I had trouble fitting “Mirabella V” in the frame. That is” Leopard of London” which is 100 feet long on the outside of “Mirabella” The dark mast through the rigging of “Mirabella” is “Speedboat” also 100 feet long. Both of the 100 foot boat have power assisted winches and canting keels, which means that the engine must be running pretty much all the time in order to sail the boat. They sail with 18-25 people as they are all needed to make sail changes or any other big changes, like a jibe.
   Both “Speedboat” and “Leopard” are in Newport waiting for a weather window to make an attempt on the monohull transatlantic record. Because they have power assisted winches they can never own the outright record held by “Maria Cha” set in 2003
   “Speedboat” is also entered in the Bermuda Race starting June 18th, where I am certain they would like to set a course record as well.

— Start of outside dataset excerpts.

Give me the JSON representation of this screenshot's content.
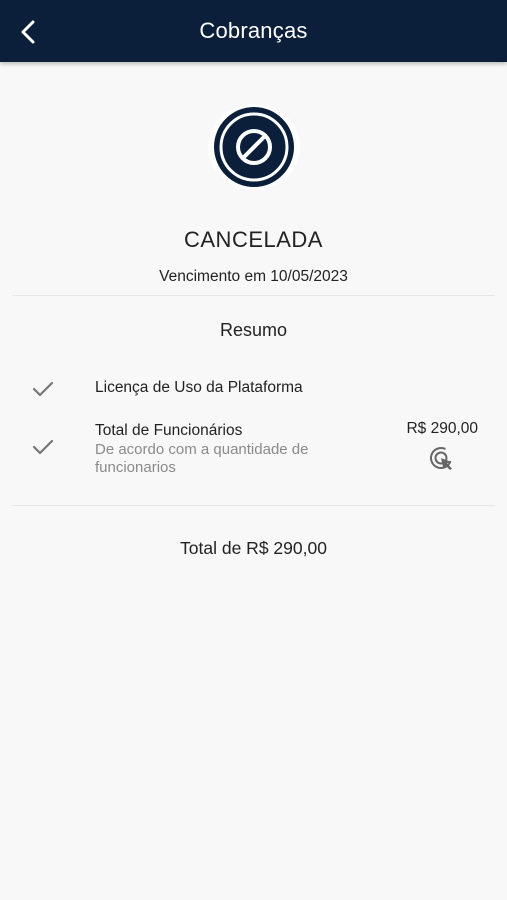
{
  "header": {
    "title": "Cobranças",
    "back_icon": "chevron-left-icon",
    "background": "#0b1f3a"
  },
  "status": {
    "icon": "cancel-ban-icon",
    "label": "CANCELADA",
    "due_date_text": "Vencimento em 10/05/2023"
  },
  "summary": {
    "title": "Resumo",
    "items": [
      {
        "title": "Licença de Uso da Plataforma",
        "subtitle": "",
        "price": "",
        "check_icon": "check-icon"
      },
      {
        "title": "Total de Funcionários",
        "subtitle": "De acordo com a quantidade de funcionarios",
        "price": "R$ 290,00",
        "check_icon": "check-icon",
        "action_icon": "pointer-click-icon"
      }
    ]
  },
  "total_text": "Total de R$ 290,00",
  "colors": {
    "accent": "#0b1f3a",
    "text": "#222222",
    "muted": "#8a8a8a"
  }
}
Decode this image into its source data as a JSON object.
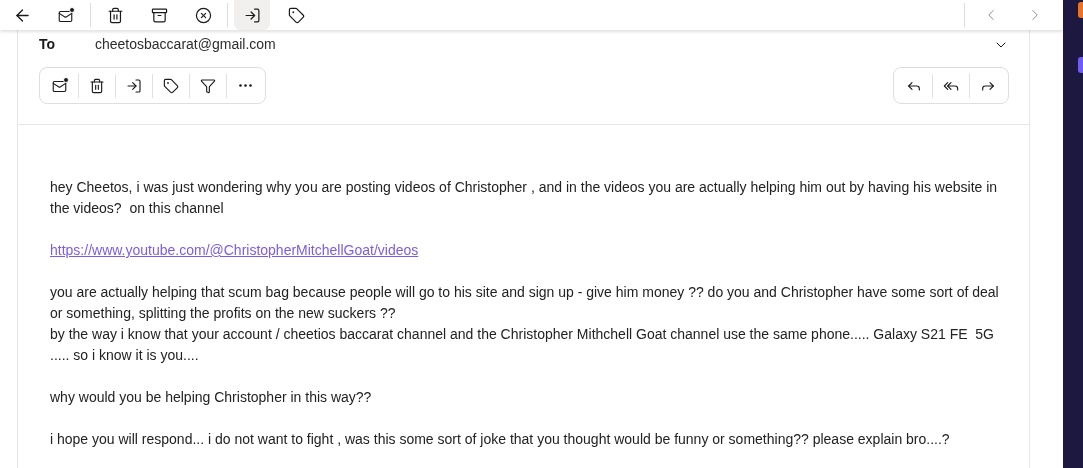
{
  "top_toolbar": {
    "groups": [
      [
        {
          "kind": "back",
          "selected": false
        },
        {
          "kind": "mark-unread",
          "selected": false
        }
      ],
      [
        {
          "kind": "delete",
          "selected": false
        },
        {
          "kind": "archive",
          "selected": false
        },
        {
          "kind": "spam",
          "selected": false
        }
      ],
      [
        {
          "kind": "move",
          "selected": true
        },
        {
          "kind": "label",
          "selected": false
        }
      ]
    ],
    "nav": [
      {
        "kind": "previous"
      },
      {
        "kind": "next"
      }
    ]
  },
  "header": {
    "to_label": "To",
    "to_address": "cheetosbaccarat@gmail.com"
  },
  "message_actions": [
    {
      "kind": "mark-unread"
    },
    {
      "kind": "delete"
    },
    {
      "kind": "move"
    },
    {
      "kind": "label"
    },
    {
      "kind": "filter"
    },
    {
      "kind": "more"
    }
  ],
  "reply_actions": [
    {
      "kind": "reply"
    },
    {
      "kind": "reply-all"
    },
    {
      "kind": "forward"
    }
  ],
  "body": [
    {
      "kind": "text",
      "lines": [
        "hey Cheetos, i was just wondering why you are posting videos of Christopher , and in the videos you are actually helping him out by having his website in the videos?  on this channel"
      ]
    },
    {
      "kind": "link",
      "lines": [
        "https://www.youtube.com/@ChristopherMitchellGoat/videos"
      ]
    },
    {
      "kind": "text",
      "lines": [
        "you are actually helping that scum bag because people will go to his site and sign up - give him money ?? do you and Christopher have some sort of deal or something, splitting the profits on the new suckers ??",
        "by the way i know that your account / cheetios baccarat channel and the Christopher Mithchell Goat channel use the same phone..... Galaxy S21 FE  5G ..... so i know it is you...."
      ]
    },
    {
      "kind": "text",
      "lines": [
        "why would you be helping Christopher in this way??"
      ]
    },
    {
      "kind": "text",
      "lines": [
        "i hope you will respond... i do not want to fight , was this some sort of joke that you thought would be funny or something?? please explain bro....?"
      ]
    }
  ]
}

    “Mirabella V” is, I believe ,still the largest sloop in the world. Despite to fact that everything is done by a computer and power, I have trouble conceiving of managing anything aboard her. Just the sheer size of the gear and the loads generated are mind boggling. The photo of people standing next to the headstay turnbuckle should be proof enough. This photo is courtesy of Bill Coleman.
   I am thrilled to see these boats and glad of their existence I am anxious to get back to the thread of the 12 meters and the America’s Cup.